A série que iremos relembrar hoje no Miolão me trouxe bons momentos e muita diversão durante minha infância – e aposto que fez o mesmo por muitos leitores do site. Lembro que todos os dias, eu chegava da escola, numa época em que eu era só um garotinho de oito ou nove anos vítima de bullying, largava minha lancheira do Cebolinha (ainda não era do Ash Ketchum) na cozinha e ia correndo ligar a TV, porque havia um programa que eu assistia religiosamente durante meu almoço.
“Blossom”, originalmente exibida pela NBC no exterior, foi um dos grandes sucessos da programação do SBT na década de 90 e por vezes retorna a programação do canal, mas sem muito impacto e com atenção quase nula. A sitcom traz um mote muito simples e uma personagem adorável no centro da ação: uma garota de quinze anos que empresta o nome a série, divide sua casa com dois irmãos e seu pai, todos um tanto amalucados, vive às voltas com sua melhor amiga e com diversos problemas típicos de sua idade, que vão desde as descobertas amorosas até as suas frequentes crises de identidade e pensamentos sobre quem deveria ser na vida.

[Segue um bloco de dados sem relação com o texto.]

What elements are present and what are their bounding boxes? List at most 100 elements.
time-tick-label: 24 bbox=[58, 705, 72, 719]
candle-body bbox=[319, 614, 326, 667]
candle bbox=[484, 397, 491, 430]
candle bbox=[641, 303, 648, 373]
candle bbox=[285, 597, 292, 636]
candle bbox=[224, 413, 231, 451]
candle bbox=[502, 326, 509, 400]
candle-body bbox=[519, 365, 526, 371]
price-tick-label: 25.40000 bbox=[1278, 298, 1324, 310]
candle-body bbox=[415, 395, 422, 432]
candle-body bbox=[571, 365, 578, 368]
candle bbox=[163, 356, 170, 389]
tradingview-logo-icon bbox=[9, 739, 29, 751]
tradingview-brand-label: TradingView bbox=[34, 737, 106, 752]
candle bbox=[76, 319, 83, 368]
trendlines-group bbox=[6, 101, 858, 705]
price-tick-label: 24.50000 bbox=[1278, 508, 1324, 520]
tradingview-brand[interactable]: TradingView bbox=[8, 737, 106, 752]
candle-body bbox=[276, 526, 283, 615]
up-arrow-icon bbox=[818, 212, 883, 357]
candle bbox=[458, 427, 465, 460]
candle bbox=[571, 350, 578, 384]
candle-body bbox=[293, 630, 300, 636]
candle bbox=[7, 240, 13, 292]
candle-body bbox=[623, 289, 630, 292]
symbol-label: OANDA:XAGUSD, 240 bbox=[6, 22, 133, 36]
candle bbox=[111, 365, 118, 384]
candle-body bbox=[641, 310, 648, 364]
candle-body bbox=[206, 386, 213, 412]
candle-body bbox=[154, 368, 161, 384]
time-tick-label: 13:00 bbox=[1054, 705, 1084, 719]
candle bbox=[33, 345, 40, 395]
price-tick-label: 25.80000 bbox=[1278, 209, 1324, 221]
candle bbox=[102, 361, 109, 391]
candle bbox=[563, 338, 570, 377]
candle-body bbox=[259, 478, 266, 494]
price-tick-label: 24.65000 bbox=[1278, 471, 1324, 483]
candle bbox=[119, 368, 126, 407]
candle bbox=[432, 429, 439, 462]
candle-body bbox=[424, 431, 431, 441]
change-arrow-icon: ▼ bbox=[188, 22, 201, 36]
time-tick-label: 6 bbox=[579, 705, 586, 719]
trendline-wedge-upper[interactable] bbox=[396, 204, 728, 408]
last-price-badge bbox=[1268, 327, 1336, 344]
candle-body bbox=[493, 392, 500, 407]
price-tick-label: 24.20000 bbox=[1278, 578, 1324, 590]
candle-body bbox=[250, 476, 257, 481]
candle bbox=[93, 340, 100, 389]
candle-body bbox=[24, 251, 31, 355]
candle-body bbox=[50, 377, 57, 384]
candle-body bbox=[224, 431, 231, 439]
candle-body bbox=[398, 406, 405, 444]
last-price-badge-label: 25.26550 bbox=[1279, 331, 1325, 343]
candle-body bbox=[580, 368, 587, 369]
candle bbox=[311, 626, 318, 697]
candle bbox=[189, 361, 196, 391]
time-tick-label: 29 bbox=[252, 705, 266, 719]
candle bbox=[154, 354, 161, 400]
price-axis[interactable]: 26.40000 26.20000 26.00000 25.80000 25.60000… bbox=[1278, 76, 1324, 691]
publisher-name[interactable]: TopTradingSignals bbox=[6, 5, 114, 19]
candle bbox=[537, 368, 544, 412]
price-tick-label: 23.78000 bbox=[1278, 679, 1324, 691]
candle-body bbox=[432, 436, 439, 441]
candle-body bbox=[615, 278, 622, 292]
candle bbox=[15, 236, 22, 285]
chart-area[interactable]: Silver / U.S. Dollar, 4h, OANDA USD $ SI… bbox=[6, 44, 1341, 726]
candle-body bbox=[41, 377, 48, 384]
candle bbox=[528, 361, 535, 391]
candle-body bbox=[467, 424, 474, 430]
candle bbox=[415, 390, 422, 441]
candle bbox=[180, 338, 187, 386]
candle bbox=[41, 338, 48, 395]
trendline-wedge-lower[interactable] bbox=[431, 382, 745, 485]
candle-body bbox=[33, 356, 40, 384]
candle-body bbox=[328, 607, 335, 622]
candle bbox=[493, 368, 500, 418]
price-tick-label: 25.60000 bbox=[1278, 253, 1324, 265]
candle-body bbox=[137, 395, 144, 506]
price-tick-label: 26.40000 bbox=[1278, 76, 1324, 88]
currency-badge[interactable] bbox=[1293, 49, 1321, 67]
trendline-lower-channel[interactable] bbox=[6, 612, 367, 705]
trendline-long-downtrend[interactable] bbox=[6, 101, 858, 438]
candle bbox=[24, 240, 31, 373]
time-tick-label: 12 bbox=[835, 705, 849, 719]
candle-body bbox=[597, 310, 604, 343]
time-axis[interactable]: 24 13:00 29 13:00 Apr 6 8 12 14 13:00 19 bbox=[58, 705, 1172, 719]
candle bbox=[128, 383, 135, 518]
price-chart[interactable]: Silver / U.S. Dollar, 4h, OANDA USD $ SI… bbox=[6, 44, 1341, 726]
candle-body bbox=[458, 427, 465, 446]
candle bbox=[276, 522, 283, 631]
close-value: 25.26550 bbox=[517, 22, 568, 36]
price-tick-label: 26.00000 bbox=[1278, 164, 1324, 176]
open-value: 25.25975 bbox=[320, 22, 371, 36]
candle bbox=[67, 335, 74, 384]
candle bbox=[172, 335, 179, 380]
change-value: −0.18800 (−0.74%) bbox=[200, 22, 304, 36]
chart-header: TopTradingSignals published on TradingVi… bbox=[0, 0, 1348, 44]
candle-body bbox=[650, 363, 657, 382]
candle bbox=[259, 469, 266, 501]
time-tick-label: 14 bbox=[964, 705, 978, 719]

O criador da série, Don Reo, produziu outros êxitos diversos. Pra citar alguns, destacamos “Brothers”, a conhecidíssima My Wife and Kids, ou se preferir, “Eu, a Patroa e As Crianças”, “Golden Girls” (conhecida por aqui pelo pavoroso nome de Super Gatas) e “Everybody Hates Chris”. Aliás, todas coincidentemente trazendo famílias memoráveis como protagonistas. “Blossom” não é diferente: é impossível não ser conquistado pelos personagens exagerados, mas ainda assim ternos, que conhecemos em seus episódios.
Vivida por Mayim Bialik a nossa heroína é o lado divertido de qualquer adolescente, com seus arroubos e sua curiosidade pelo mundo. Seus irmãos, Joey e Anthony (respectivamente, Joey Lawrence e Michael Stoyanov) formam um contraponto interessante. O primeiro, cheio dos bordões, vive com a cabeça em alfa, enquanto Tony não consegue relaxar. Seu pai, Nick (Ted Wass), é um músico frustrado e afetuoso que comanda a família de um jeito bem peculiar. E como esquecer Six (Jenna Von Ou), a amiga de Blossom que rouba a cena em diversos momentos e possui reais problemas com…er… “incontinência verbal”?
Esses personagens, juntos, conhecem outras diversas figuras pitorescas e passam por agruras que arrancam risos fáceis do espectador. Mais do que um retrato dos Russo – sobrenome da família de Blossom, que de tão sem noção torna-se semelhante à sua, ou a minha – e de uma mocinha que carrega ambições e vivacidade suficiente para realizá-las, “Blossom” consegue dialogar com diversos públicos: é divertida para crianças e adolescentes, e também oferece entretenimento despretensioso para as faixas etárias maiores. Prova disso é que, quem assistiu o programa quando era mais novo, ainda se diverte bastante ao rever um de seus episódios. É cômico e tocante na medida certa.
A sitcom durou cinco temporadas completas e é a cara do humor ingênuo produzido na década de 90. Hoje em dia, o elenco principal realiza pequenos trabalhos ou participações especiais, principalmente em séries de TV. Mayim “Blossom” Bialik, por exemplo, interpretou na terceira temporada de “The Big Bang Theory” Amy, um encontro arranjado pelos amigos de Sheldon para o geek mais adorado da TV. A personagem, inclusive, poderá voltar na quarta fase do seriado, que ainda não estreou. A moça, que passou anos afastada das telas, tem retornado gradativamente a esse cenário.
“Blossom” é uma produção simpática que merece ser revisitada por todos aqueles que tiveram a companhia dessa jovem nas suas tardes de semana e que, de uma forma ou outra, já se sentiram exatamente como ela. :)



















Ai, eu adorava Blossom, assistia todos os dias logo depois de chegar da escola, assim como o Renato.